I'm working on doing simple linear algebra manipulations with numpy. Everything has been really great until now, when I take simple 2x2 matrices whose eigenvalues and vectors I know, and test numpy on them.
For example the example matrix below, there is a single eigenvalue e=1, and a single associated eigenvector [-3, 1]:
A = np.array([[-2, -9],
[ 1, 4]])
vals, vects = np.linalg.eig(A)
vals2, vects2 = np.linalg.eigh(A)
vals3 = np.linalg.eigvals(A)
print("Eigenvalues (linalg.eig): \n", vals)
print("Eigenvalues (linalg.eigvals): \n", vals3)
print("Eigenvectors: \n", vects)
results in the following :
Eigenvalues (linalg.eig):
[1.+1.89953279e-08j 1.-1.89953279e-08j]
Eigenvalues (linalg.eigvals):
[1.+1.89953279e-08j 1.-1.89953279e-08j]
Eigenvectors:
[[ 0.9486833 +0.00000000e+00j 0.9486833 -0.00000000e+00j]
[-0.31622777-2.00228337e-09j -0.31622777+2.00228337e-09j]]
I realize the eigenvectors are in column format.
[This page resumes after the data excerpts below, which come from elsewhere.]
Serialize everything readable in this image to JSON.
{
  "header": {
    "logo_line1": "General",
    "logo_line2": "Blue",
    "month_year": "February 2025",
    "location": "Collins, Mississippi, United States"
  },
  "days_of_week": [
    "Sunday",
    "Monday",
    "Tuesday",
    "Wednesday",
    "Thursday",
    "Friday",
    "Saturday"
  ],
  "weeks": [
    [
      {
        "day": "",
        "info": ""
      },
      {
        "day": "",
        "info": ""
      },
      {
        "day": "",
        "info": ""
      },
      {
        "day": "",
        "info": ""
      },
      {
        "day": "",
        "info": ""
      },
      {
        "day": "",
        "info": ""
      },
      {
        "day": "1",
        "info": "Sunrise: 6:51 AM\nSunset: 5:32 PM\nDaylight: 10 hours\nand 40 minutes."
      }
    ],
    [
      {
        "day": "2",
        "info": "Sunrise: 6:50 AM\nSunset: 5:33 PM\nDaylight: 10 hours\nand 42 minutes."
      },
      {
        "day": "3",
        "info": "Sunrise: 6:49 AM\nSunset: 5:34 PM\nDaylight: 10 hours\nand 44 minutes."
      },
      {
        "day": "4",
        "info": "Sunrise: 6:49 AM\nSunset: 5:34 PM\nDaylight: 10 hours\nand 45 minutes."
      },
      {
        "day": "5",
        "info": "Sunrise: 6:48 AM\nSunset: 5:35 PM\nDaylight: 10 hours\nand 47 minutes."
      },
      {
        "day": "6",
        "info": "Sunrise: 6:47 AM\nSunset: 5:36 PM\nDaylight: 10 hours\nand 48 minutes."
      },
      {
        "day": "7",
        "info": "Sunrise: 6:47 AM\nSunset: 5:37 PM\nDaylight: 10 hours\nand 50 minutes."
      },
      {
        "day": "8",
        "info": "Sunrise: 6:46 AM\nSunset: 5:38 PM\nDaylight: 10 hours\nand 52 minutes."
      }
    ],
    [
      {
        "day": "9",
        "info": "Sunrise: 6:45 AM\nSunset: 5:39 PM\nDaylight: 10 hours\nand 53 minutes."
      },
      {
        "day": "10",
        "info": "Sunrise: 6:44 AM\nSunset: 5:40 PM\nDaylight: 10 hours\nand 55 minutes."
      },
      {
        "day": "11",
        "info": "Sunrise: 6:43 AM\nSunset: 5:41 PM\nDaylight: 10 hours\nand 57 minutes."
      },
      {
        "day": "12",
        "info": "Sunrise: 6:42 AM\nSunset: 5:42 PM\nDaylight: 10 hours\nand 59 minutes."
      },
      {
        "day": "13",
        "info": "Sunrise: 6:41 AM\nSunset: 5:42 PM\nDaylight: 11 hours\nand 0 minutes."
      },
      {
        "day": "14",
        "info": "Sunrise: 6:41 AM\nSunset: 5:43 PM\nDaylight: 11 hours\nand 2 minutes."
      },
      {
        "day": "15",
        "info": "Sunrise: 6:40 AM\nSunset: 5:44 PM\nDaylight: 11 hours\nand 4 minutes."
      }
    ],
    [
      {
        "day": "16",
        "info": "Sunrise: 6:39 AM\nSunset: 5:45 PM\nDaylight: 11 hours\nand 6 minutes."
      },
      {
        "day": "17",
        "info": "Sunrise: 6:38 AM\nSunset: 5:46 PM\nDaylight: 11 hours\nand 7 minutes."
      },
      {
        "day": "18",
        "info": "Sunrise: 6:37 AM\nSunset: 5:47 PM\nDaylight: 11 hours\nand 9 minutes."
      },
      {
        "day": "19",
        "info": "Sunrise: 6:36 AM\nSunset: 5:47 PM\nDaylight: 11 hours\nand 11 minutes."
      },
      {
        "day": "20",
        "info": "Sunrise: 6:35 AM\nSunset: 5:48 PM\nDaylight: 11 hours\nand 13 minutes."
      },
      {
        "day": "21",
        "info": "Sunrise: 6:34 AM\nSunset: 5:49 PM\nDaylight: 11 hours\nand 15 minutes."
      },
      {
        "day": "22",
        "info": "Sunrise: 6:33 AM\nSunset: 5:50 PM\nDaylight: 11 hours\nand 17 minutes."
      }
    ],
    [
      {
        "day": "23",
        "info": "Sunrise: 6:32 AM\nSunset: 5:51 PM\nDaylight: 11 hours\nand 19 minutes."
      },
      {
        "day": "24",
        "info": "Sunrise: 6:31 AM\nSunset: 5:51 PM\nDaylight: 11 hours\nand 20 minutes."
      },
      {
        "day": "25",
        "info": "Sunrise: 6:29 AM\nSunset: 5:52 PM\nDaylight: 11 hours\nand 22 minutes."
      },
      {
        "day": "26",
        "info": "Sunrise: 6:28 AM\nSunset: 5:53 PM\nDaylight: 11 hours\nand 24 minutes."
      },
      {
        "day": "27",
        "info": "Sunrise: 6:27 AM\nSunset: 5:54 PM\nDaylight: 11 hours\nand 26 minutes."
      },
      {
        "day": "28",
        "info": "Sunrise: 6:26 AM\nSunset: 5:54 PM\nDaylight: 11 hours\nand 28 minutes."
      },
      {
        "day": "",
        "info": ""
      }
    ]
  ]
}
If you neglect the small imaginary parts, both vectors are ALMOST scalar multiples of the single correct eigenvector.
My matrix is not symmetric or conjugate symmetric, and therefore linalg.eigh should not work, but I tried it anyway. It gives me real values, but they are totally bogus.
I have also searched other similar questions, and have found no satisfying answers. The closest I have come is one answer that suggest writing a function to strip the eigenvalues of their small imaginary parts. This works, but still leaves incorrect eigenvectors.
What's going on here? How can I fix it simply? It seems a bit much to write my own functions to correct such a well established library in order to make it get simple calculations correct.
Numpy is returning a normalized eigenvector for each eigenvalue; as the eigenvalue here has multiplicity 2, it returns the same eigenvector twice. You can use np.real_if_close to reconvert to real:
In [156]: A = np.array([[-2, -9],
...: [ 1, 4]])
...:
...: w, v = np.linalg.eig(A)
...: v = np.real_if_close(v, tol=1)
...: v
Out[156]:
array([[ 0.9486833 , 0.9486833 ],
[-0.31622777, -0.31622777]])
Sanity check:
In [157]: v * 10**.5
Out[157]:
array([[ 3., 3.],
[-1., -1.]])
If you'd like exact solutions instead of these prone to machine error, may I suggest sympy:
In [159]: from sympy import Matrix
...: m = Matrix(A)
...: m.eigenvects()
Out[159]:
[(1,
2,
[Matrix([
[-3],
[ 1]])])]
Where we get the eigenvalue 1, its multiplicity 2, and the eigenvector associated with it.